[New York, New York, March 10, 2026] – Medical geneticist and pediatric rare disease researcher joins Jack’s Tomorrow to further clinical understanding and progress to address PURA syndrome.

Jack’s Tomorrow is pleased to announce the addition of Benjamin T. Cocanougher, M.D., Ph.D., to its Scientific Advisory Board. A physician-scientist with a clinical focus on neuromuscular and neurodevelopmental disorders, Dr. Cocanougher brings valuable bench and clinical trial experience that will inform Jack’s Tomorrow’s efforts to find a treatment and cure for PURA syndrome.

PURA syndrome is a rare neurogenetic disorder caused by mutations in the PURA gene. The condition, which was first identified in 2014, can lead to moderate-to-severe developmental delays and learning disabilities, low muscle tone (known as hypotonia), seizures (epilepsy), and other health challenges. To date, roughly 805 people across 64 countries have been diagnosed with PURA syndrome with case numbers expected to grow as access to genetic testing increases. Currently, there is no cure nor approved treatments for PURA syndrome.

“Dr.
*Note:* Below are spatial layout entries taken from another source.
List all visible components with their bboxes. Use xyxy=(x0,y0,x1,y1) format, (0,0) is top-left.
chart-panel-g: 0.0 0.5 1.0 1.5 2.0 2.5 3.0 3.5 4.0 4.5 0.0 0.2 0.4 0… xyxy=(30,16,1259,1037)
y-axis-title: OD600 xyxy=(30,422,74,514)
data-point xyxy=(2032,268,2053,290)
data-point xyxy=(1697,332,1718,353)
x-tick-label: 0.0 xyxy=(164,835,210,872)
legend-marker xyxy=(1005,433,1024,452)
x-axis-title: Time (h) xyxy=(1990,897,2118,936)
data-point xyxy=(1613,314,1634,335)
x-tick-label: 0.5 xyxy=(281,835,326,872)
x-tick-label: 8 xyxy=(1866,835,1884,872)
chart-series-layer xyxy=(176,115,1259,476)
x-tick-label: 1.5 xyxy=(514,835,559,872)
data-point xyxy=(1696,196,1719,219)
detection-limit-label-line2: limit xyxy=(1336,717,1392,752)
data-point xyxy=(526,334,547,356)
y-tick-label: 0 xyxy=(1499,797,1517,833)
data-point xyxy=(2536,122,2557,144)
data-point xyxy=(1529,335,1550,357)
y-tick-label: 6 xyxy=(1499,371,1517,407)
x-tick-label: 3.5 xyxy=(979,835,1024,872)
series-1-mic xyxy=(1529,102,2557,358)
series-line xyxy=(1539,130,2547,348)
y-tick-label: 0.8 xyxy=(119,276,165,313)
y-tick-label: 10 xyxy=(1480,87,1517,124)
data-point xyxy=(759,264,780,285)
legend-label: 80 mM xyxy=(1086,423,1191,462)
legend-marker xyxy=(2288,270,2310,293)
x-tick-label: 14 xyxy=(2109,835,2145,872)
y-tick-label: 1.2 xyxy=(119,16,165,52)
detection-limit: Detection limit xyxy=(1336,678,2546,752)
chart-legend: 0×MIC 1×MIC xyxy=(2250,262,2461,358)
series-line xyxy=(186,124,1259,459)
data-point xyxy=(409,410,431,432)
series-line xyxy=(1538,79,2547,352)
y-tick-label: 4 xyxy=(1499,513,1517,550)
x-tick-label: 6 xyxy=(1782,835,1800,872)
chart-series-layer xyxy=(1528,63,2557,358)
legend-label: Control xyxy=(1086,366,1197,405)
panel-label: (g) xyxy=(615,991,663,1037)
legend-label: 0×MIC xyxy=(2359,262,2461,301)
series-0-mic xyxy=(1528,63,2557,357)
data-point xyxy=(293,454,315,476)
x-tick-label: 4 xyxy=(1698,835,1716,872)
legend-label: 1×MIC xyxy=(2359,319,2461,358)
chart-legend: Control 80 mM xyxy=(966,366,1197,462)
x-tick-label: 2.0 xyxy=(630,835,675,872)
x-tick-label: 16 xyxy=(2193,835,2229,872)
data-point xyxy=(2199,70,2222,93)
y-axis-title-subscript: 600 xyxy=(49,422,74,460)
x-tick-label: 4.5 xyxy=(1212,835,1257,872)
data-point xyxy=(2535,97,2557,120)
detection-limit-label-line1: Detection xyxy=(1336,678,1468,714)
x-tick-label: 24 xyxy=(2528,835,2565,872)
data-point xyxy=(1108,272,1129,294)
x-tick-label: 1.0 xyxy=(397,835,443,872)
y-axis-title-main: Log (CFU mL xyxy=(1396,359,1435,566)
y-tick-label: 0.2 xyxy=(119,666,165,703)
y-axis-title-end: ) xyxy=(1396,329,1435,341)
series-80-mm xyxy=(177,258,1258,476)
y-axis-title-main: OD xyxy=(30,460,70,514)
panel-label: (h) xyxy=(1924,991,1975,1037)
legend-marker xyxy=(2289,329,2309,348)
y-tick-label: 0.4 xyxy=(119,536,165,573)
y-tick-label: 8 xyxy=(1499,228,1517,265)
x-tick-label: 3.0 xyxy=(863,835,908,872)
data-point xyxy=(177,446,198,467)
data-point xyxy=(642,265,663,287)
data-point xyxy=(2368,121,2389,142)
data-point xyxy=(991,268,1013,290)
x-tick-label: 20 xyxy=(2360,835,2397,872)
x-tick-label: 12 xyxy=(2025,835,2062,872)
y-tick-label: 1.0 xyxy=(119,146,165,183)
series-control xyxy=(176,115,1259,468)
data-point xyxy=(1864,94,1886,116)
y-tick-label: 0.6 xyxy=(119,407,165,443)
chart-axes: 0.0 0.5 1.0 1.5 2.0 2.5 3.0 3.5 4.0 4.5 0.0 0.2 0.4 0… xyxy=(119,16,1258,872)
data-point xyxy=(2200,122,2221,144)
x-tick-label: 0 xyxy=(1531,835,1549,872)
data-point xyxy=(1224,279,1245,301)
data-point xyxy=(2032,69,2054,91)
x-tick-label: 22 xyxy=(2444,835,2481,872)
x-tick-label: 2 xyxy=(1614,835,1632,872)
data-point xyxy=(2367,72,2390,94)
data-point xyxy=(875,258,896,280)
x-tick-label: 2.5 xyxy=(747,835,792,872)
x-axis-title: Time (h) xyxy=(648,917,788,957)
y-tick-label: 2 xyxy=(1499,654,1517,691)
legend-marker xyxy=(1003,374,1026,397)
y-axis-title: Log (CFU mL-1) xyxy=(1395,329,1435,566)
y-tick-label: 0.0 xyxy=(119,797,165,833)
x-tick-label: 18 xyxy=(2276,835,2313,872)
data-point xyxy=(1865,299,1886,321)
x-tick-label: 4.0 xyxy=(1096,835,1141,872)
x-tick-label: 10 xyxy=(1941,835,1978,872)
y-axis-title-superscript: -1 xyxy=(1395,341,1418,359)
Cocanougher is a welcome addition to our Scientific Advisory Board,” said Kyle Czepiel, Co-Founder, Jack’s Tomorrow. “He is a dedicated and talented clinical researcher and geneticist whose experience and commitment to helping pediatric patients and their families will help steer the cutting-edge research needed to find treatments for children with PURA syndrome.”

Dr. Cocanougher currently serves as an attending physician, medical geneticist and assistant professor with the Division of Human Genetics at Cincinnati Children’s Hospital Medical Center and the University of Cincinnati’s College of Medicine in Ohio. He leads a research lab focused on understanding the molecular basis of neurodevelopmental disorders, including PURA syndrome, and using those mechanistic insights to develop new precision medicine therapies. To date, Dr. Cocanougher’s research has focused on rare disorders, including PURA syndrome, GPCR-related genetic disorders, Pompe disease and Glycogen Storage Diseases, NFIX-related Malan syndrome, and FGFR3-related skeletal dysplasias. He has served as principal investigator on international industry-sponsored drug trials for skeletal dysplasias and has co-authored more than 20 peer-reviewed publications in basic and translational research, including high-impact articles in Cell, Neurology, and Neuron, among others.

“I’m honored to be a part of the Scientific Advisory Board at Jack’s Tomorrow. The Foundation is forward-thinking and has made tremendous progress in disease modeling and therapy development in a short period, which is difficult to do for ultra-rare disorders. I look forward to working with Jack’s Tomorrow to eliminate barriers to therapy development in order to work towards treatments that improve the quality of life for individuals with PURA syndrome and their families,” said Dr. Cocanougher.

Dr. Cocanougher received his medical degree with a distinction in research from the University of Rochester in New York and was a Gates Cambridge Scholar at the University of Cambridge, United Kingdom, where he earned a Ph.D. in neuroscience. He completed clinical training in pediatrics, medical genetics and genomics at Duke University in North Carolina.